Sahil Gupta
Sahil Gupta

Reputation: 2176

Monolith to microservice

We are planning to migrate from monolith to micro-services based architecture. Now i own the responsibility of talking a module out of monolith.

Existing Monolith:

1) Code is very tightly coupled.

2) APIs are called recursively with different parameters.

3) Some of the calls with-in the module which i am planning to extract out contains calls to a system which takes approx 9 minutes to complete. Unfortunately that's a synchronous.

Points to note:

1) I am starting with a single api migration which is a very important one and is not performing well. 2) This api consists of parallel calls to another system for performing bunch of tasks. All the calls are blocking and time-consuming (consider avg response time to be 5-6 min)

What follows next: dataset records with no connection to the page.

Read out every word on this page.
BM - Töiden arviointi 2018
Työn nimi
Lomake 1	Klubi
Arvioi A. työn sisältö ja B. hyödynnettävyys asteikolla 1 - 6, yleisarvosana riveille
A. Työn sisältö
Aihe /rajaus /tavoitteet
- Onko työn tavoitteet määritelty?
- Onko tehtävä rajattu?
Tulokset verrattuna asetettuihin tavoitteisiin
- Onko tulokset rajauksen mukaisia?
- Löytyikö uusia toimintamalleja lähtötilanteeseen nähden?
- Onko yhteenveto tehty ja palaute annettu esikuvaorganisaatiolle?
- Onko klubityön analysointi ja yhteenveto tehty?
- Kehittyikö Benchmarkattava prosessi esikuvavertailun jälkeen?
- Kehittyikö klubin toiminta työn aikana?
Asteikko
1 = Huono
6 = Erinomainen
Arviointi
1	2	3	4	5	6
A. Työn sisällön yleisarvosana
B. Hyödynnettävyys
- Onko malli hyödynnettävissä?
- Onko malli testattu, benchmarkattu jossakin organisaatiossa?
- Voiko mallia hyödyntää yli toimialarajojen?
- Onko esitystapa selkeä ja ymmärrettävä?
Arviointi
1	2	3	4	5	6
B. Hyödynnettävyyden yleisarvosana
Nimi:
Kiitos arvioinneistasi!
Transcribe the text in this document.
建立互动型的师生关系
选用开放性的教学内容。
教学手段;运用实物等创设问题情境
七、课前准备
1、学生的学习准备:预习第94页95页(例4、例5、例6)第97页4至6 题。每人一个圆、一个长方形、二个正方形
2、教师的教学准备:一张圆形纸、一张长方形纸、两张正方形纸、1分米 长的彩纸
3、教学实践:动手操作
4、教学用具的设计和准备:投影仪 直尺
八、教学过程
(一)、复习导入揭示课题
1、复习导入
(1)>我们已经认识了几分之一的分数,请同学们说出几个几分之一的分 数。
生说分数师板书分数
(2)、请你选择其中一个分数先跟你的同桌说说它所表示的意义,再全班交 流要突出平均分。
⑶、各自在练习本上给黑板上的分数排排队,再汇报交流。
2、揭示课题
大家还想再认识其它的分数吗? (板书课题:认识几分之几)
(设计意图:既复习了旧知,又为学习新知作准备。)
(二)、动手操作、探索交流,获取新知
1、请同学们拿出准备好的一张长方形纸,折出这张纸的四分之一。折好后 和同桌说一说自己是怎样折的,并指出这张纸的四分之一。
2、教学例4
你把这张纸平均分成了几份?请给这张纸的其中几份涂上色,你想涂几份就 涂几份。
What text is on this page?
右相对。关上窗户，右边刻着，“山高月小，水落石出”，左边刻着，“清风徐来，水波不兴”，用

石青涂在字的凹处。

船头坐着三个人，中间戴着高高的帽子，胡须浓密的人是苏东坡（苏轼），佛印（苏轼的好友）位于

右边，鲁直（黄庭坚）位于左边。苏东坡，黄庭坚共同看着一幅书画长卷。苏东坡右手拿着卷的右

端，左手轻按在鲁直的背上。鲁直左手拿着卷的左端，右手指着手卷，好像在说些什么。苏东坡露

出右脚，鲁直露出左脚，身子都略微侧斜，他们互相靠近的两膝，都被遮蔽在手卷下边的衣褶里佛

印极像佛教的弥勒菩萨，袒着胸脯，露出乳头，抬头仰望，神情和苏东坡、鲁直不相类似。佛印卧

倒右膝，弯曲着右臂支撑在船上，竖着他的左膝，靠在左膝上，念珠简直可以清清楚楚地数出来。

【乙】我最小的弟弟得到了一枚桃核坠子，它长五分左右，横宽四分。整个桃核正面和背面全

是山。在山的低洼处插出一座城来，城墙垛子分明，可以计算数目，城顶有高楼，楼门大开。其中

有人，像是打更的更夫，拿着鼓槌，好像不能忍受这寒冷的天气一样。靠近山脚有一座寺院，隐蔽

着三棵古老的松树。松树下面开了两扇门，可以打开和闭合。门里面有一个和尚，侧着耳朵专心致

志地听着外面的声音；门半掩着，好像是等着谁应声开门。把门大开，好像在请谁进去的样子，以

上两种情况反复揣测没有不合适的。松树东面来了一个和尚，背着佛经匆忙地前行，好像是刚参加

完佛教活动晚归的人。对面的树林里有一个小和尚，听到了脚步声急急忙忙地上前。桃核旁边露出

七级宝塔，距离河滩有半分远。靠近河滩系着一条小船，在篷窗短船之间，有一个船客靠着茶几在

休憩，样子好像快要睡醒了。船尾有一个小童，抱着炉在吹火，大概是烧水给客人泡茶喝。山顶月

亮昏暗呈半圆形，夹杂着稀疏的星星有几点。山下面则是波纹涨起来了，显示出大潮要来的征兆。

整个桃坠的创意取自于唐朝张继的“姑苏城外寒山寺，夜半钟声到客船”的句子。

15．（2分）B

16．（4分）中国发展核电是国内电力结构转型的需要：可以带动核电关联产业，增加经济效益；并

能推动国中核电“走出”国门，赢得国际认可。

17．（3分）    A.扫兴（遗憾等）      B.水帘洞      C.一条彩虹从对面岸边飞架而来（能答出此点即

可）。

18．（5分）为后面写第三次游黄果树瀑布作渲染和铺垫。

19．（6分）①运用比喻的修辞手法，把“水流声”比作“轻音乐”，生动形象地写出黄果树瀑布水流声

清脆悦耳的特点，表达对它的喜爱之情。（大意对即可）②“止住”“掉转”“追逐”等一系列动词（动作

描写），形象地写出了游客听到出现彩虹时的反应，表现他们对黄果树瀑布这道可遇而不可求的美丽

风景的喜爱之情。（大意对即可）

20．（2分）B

Moving to microservice based architecture : There are 2 approaches that comes to my mind while moving the aforementioned api from monolith to a separate microservice, along with solving the problem of blocking threads due to time taking blocking calls.

a) moving in phases :

 - Create a separate module 
 - In this module provide an api to push events to kafka, another 
   module will in-turn process the request and push the response back 
   to kafka
 - monolith for now will call above mentioned api to push events to 
   kafka
 - New module will inturn call back the monolith when the task 
   complete (received response on a separate topic in kafka)
 - Monolith once get response for all the tasks will trigger some post 
   processing activity.

 Advantage:
 1) It will solve the problem of sync- blocking call.

 Disadvantage:
 1) Changes are required in the monolith, which could introduce some 
    bugs.
 2) No fallbacks are available for the case if bug gets introduced.

b) Move the API at once to the microservice :

What should be the best approach to do these kinds of complex tasks ?

Upvotes: 2

Views: 472

Answers (2)

Seth
Seth

Reputation: 481

I believe the best approach would be moving option 1: Moving in phases. However, it is possible to do it while having a fallback strategy. You can keep the a version of the untouched backend to serve as a backup if your new service encounters issues.

The approach is described in more details in the article: Low risk monolith to microservice evolution It provides more details in the implementation and the thought processes behind why a phased approach has lower risk. However, the need to change the backend would still be present, but hopefully mitigated through unit testing.

Upvotes: 0

David Level
David Level

Reputation: 353

You have to take care of several things.

First

Going to microservice will be slower (90% of the time) than a monolith because you introduce latency. So never forget it when you go with it.

Second

You ask if it is a good way to go with kafka. I may answer yes in most of the case but you mentioned that today the process is synchronous. If it is for transactional reasons, you won't be able to solve it with a message broker I guess because you'll update your strong consistency system to an eventually one. https://en.wikipedia.org/wiki/Eventual_consistency

I am not saying that it is a bad solution only that it change your workflow and may impact some business rules.

As a solution I offer this:

1 - Break the seams in your monolith by introducing functional key and api composition inside the monolith (read Sam Newman's book to help).

2 - Introduce the eventual consistency inside the monolith to test if it fits the purpose. It will be easier to rollback if not.

No you have to possibility:

The second step went well so go ahead and put the code of the service into a microservice out of the monolith.

The second step did not fit then think about doing the risky thing in a specific service or use distributed transactions (be careful with this solution it could be hard to manage).